Centennial School District financial advisers presented options for refunding a portion of the district's 2020 general-obligation bonds to preserve the communicated $1.19 levy-rate space and create capacity for a smaller replacement bond.
David Williams, director in Piper Sandler's public finance group, said the district's assessed-value growth has created a window of capacity that can be used to refinance some long-term maturities now and "layer some additional capital funding" ahead of a planned community conversation. Williams walked through a short taxable advance refunding that would accelerate repayment of some 2050 maturities and showed trade-offs between net present value and cash savings.

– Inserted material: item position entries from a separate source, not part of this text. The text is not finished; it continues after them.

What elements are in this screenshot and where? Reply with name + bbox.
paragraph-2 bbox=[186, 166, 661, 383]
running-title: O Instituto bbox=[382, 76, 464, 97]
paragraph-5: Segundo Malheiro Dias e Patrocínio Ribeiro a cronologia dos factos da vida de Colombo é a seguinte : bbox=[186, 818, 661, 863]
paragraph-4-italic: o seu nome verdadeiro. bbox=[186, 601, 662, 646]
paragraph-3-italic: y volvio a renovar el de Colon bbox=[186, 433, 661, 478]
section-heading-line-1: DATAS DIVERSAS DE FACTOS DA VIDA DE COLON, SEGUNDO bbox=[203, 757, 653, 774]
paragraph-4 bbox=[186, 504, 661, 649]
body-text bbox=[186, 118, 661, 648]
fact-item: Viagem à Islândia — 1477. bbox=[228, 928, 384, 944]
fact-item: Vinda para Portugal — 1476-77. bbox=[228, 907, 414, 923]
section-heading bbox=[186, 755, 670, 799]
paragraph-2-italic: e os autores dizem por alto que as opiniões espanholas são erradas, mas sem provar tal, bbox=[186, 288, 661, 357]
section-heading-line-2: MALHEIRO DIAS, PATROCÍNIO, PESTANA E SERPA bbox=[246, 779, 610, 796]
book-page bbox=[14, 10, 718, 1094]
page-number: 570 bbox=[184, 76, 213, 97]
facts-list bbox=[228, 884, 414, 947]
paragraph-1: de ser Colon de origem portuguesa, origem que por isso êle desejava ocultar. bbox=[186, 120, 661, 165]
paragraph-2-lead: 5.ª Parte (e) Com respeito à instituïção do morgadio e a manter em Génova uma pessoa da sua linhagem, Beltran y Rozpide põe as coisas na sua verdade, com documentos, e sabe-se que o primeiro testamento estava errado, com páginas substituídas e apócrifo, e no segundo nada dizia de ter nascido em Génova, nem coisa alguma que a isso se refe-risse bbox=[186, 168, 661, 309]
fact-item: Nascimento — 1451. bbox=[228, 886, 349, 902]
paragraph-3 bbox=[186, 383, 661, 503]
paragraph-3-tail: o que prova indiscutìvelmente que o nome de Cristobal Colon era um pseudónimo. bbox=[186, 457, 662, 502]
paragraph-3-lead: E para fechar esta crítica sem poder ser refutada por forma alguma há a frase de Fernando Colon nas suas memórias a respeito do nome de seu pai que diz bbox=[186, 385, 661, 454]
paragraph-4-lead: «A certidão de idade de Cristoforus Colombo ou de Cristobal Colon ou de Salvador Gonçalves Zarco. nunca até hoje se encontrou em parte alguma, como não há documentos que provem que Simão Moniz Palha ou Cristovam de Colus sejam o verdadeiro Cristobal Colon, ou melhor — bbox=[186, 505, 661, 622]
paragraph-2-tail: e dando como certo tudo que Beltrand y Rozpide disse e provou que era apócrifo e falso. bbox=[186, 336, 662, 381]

"You save all of that little bit all the way along and then this chunk at the very end, bring it up to the next 2 years and pay it off," Williams said, explaining the mechanics. In a two- or three-year fill-in scenario Williams showed cash savings rising from roughly $1.4 million (short refunding) to about $2.8 million in an extended scenario while net-present-value impacts improve with added par amount.
Paul Sotherton, the district's director of business operations, confirmed state grant eligibility the district may layer onto any new bond: "You'd be eligible for up to $10,200,000" in the current biennium, he said. Using conservative assumptions, Williams' illustrative capacity estimates produced roughly $14 million of new-money project funds over a 10-year levy profile and under $24 million over a 20-year profile when paired with the state match.
Board members asked about timing and risk. Williams warned that the district must plan authorization and bond timing carefully to avoid a projected mill-rate drop in fiscal 2028 and recommended authorizing refunding work by February or early March if the board wants to avoid that drop. He emphasized this is informational; no bond action was requested tonight.
Why it matters: Refinancing can lower total interest paid and create a smaller "replacement" bond that leverages state matching funds, while preserving the levy-rate message the district presented to voters in 2020. Board leadership said the information informs facility and financial planning ahead of any formal bond decisions.
Next steps: District staff and advisers will socialize the scenarios with the board, refine the assumptions, and return with recommendations and potential authorizing language for future board consideration.